Pass functor to constructor

Question

I have a class that basically needs to store a functor given in the constructor, similar to this:

template <class T>
class Foo {
   private:
     T func;
   public:
     Foo(T f) : func(f) { }
}

However, to create a new instance of the Foo class, the I can't seem to do this:

Foo foo(std::less<int>());

because T is a class template parameter. I have to use this clunky syntax instead:

Foo<std::less<int>> foo(std::less<int>());

Is there a better way to do this, without writing the type of the functor twice?

Answer 1

Foo is not a class, it is a class template. You have to instantiate it with a template argument in order to create a type.
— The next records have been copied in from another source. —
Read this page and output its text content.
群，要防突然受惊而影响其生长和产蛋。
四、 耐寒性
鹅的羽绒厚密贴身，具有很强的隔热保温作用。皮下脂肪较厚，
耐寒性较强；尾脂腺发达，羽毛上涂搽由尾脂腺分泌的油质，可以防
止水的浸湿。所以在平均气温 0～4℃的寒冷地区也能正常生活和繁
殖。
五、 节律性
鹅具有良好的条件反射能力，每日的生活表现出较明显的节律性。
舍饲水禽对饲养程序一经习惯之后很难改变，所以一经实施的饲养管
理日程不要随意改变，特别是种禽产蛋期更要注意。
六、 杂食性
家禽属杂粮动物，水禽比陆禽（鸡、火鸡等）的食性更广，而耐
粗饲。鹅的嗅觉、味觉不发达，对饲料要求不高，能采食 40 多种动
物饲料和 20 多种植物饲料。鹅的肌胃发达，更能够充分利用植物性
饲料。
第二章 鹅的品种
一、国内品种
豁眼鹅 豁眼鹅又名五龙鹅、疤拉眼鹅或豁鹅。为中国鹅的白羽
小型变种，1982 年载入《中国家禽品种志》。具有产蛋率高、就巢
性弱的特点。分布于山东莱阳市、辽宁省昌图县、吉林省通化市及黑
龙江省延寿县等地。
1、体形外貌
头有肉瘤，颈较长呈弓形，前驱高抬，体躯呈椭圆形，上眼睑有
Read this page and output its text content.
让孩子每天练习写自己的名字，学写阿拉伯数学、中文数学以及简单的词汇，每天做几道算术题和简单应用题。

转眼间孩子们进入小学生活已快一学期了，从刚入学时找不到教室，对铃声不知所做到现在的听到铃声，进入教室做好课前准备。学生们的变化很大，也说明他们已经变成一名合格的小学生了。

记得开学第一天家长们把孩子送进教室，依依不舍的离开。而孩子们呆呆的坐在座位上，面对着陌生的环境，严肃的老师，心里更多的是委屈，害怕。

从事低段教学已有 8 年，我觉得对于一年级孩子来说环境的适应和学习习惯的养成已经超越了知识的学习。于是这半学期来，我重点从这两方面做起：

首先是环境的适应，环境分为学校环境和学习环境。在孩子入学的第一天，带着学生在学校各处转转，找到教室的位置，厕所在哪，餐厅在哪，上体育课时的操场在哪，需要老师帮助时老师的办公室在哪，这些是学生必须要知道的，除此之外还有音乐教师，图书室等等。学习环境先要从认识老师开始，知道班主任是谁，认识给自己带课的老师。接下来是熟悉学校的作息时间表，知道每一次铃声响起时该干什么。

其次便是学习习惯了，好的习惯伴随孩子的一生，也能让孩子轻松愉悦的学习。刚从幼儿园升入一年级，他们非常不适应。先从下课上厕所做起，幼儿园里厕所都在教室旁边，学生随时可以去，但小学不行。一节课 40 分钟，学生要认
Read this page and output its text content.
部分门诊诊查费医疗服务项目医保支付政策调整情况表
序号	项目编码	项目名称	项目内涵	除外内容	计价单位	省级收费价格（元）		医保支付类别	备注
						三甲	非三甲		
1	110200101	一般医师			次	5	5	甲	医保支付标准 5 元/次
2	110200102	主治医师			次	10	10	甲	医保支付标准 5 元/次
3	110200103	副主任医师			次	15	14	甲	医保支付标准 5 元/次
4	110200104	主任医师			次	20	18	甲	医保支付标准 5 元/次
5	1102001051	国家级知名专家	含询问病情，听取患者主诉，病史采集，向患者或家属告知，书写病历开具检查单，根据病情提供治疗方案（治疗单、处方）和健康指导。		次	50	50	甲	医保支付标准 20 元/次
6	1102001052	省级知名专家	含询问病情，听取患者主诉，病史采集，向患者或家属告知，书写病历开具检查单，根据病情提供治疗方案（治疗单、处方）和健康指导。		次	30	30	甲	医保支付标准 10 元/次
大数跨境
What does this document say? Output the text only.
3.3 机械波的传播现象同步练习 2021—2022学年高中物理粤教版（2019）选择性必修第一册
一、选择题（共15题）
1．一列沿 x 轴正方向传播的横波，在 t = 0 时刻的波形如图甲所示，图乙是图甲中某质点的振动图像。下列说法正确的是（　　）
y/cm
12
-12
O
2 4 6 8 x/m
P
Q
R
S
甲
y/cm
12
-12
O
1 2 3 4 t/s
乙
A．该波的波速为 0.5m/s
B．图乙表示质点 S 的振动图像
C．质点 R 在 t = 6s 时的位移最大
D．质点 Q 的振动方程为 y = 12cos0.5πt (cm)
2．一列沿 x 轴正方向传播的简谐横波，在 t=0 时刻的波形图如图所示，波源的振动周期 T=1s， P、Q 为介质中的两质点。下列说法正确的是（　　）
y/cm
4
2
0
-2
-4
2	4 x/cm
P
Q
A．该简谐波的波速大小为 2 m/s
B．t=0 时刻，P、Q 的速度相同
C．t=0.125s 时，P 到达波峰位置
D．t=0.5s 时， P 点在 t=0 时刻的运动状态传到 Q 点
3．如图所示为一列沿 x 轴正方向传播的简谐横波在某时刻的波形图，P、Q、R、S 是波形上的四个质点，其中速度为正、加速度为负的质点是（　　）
Concerning your example, you could add a default constructor for functors that are default constructible, like std::less et al.

template <class T>
class Foo {
   private:
     T func;
   public:
     Foo() = default; // C++03 would require Foo() {}
     Foo(T f) : func(f) { }
};

then

Foo<std::less<int>> foo;

Alternatively, you can provide a function template that takes a functor and returns a Foo<F> object.

Answer 2

You could use a function to deduce the functor type and return the correct Foo flavor:

template <typename T>
Foo<T> make_foo(T t) { return Foo<T>(t); }

but this solution basically needs auto from C++11 to store the return value:

auto f = make_foo(std::less<int>());